PURPOSE: Glaucoma leads to vision loss due to retinal ganglion cell death. Astrocyte reactivity contributes to its neurodegeneration. Our recent study found that lipoxin B 4 (LXB 4 ), produced by retinal astrocytes, has direct neuroprotective actions on retinal ganglion cells. However, regulation of lipoxin formation and cellular targets for their neuroprotective activity in glaucoma remain to be defined. We investigated if ocular hypertension and inflammatory cytokines regulate astrocyte lipoxin pathway and if LXB 4 can regulate astrocyte reactivity.

DESIGN: Experimental study.

SUBJECTS/PARTICIPANTS/CONTROLS: C57BL/6J mice were administered silicon oil into the anterior chamber to induce ocular hypertension (n=40). Age and gender-matched mice served as control subjects (n=40).

METHODS: RNAscope in-situ hybridization, RNA-seq, and qPCR to analyze gene expression. LC/MS/MS lipidomics to assess functional expression of the lipoxin pathway. Retinal flat mounts and immunohistochemistry (IHC) to assess macroglia reactivity. OCT quantified the retinal layer thickness in vivo, and ERG assessed retinal function. Primary human brain astrocytes were used for in vitro reactivity experiments. Non-human primate optic nerves were used to assess gene and functional expression of the lipoxin pathway.

MAIN OUTCOME MEASURES: Intraocular pressure, RGC function, OCT measurements, gene expression, in situ hybridization, lipidomic analysis, and IHC.

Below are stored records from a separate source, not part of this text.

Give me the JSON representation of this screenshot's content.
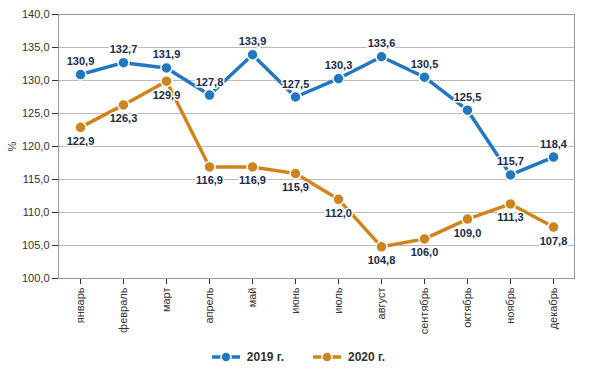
{
  "chart_data": {
    "type": "line",
    "y_label": "%",
    "categories": [
      "январь",
      "февраль",
      "март",
      "апрель",
      "май",
      "июнь",
      "июль",
      "август",
      "сентябрь",
      "октябрь",
      "ноябрь",
      "декабрь"
    ],
    "series": [
      {
        "name": "2019 г.",
        "color": "#1f78c1",
        "marker": "circle",
        "values": [
          130.9,
          132.7,
          131.9,
          127.8,
          133.9,
          127.5,
          130.3,
          133.6,
          130.5,
          125.5,
          115.7,
          118.4
        ],
        "value_labels": [
          "130,9",
          "132,7",
          "131,9",
          "127,8",
          "133,9",
          "127,5",
          "130,3",
          "133,6",
          "130,5",
          "125,5",
          "115,7",
          "118,4"
        ]
      },
      {
        "name": "2020 г.",
        "color": "#d0841c",
        "marker": "circle",
        "values": [
          122.9,
          126.3,
          129.9,
          116.9,
          116.9,
          115.9,
          112.0,
          104.8,
          106.0,
          109.0,
          111.3,
          107.8
        ],
        "value_labels": [
          "122,9",
          "126,3",
          "129,9",
          "116,9",
          "116,9",
          "115,9",
          "112,0",
          "104,8",
          "106,0",
          "109,0",
          "111,3",
          "107,8"
        ]
      }
    ],
    "ylim": [
      100,
      140
    ],
    "yticks": [
      {
        "value": 100,
        "label": "100,0"
      },
      {
        "value": 105,
        "label": "105,0"
      },
      {
        "value": 110,
        "label": "110,0"
      },
      {
        "value": 115,
        "label": "115,0"
      },
      {
        "value": 120,
        "label": "120,0"
      },
      {
        "value": 125,
        "label": "125,0"
      },
      {
        "value": 130,
        "label": "130,0"
      },
      {
        "value": 135,
        "label": "135,0"
      },
      {
        "value": 140,
        "label": "140,0"
      }
    ],
    "grid": true,
    "data_labels": true,
    "legend": "bottom"
  }
}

RESULTS: Gene expression and lipidomic analysis established functional expression of the lipoxin pathway in the mouse retina, optic nerve of mice and primates, as well as human brain astrocytes. Ocular hypertension caused significant dysregulation of this pathway, with an increase in 5-lipoxygenase (5-LOX) activity and a decrease in 15-lipoxygenase activity. This dysregulation was coincident with a marked upregulation of astrocyte reactivity in the mouse retina. Reactive human brain astrocytes also showed a marked increase in 5-LOX. Administration of LXB 4 regulated the lipoxin pathway, restored and amplified LXA 4 generation, and mitigated astrocyte reactivity in mouse retinas and human brain astrocytes.

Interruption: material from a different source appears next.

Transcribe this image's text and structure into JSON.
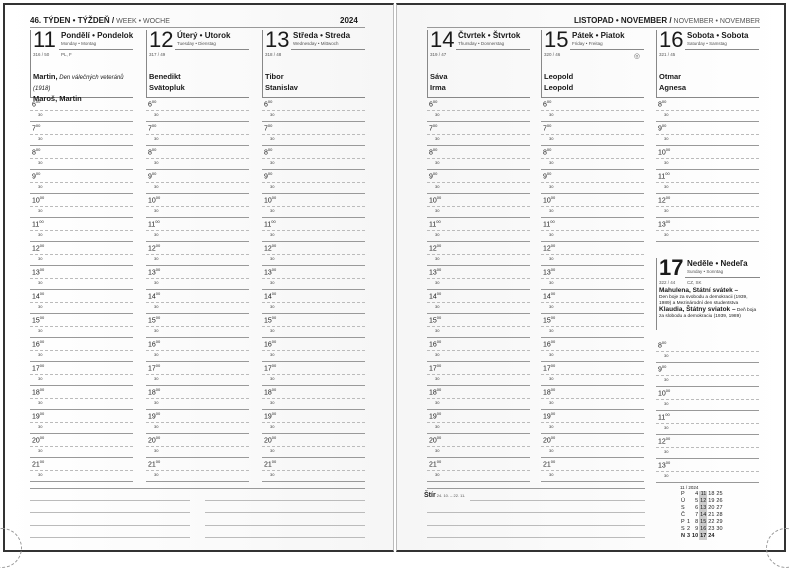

CONCLUSIONS: The lipoxin pathway is functionally expressed in retina and brain astrocytes, optic nerves of rodents and primates, a resident neuroprotective pathway that is downregulated in reactive astrocytes. Novel cellular targets for LXB 4 's neuroprotective action is inhibition of astrocyte reactivity and restoration of lipoxin generation. Amplifying the lipoxin pathway is a potential target to disrupt or prevent astrocyte reactivity in neurodegenerative diseases.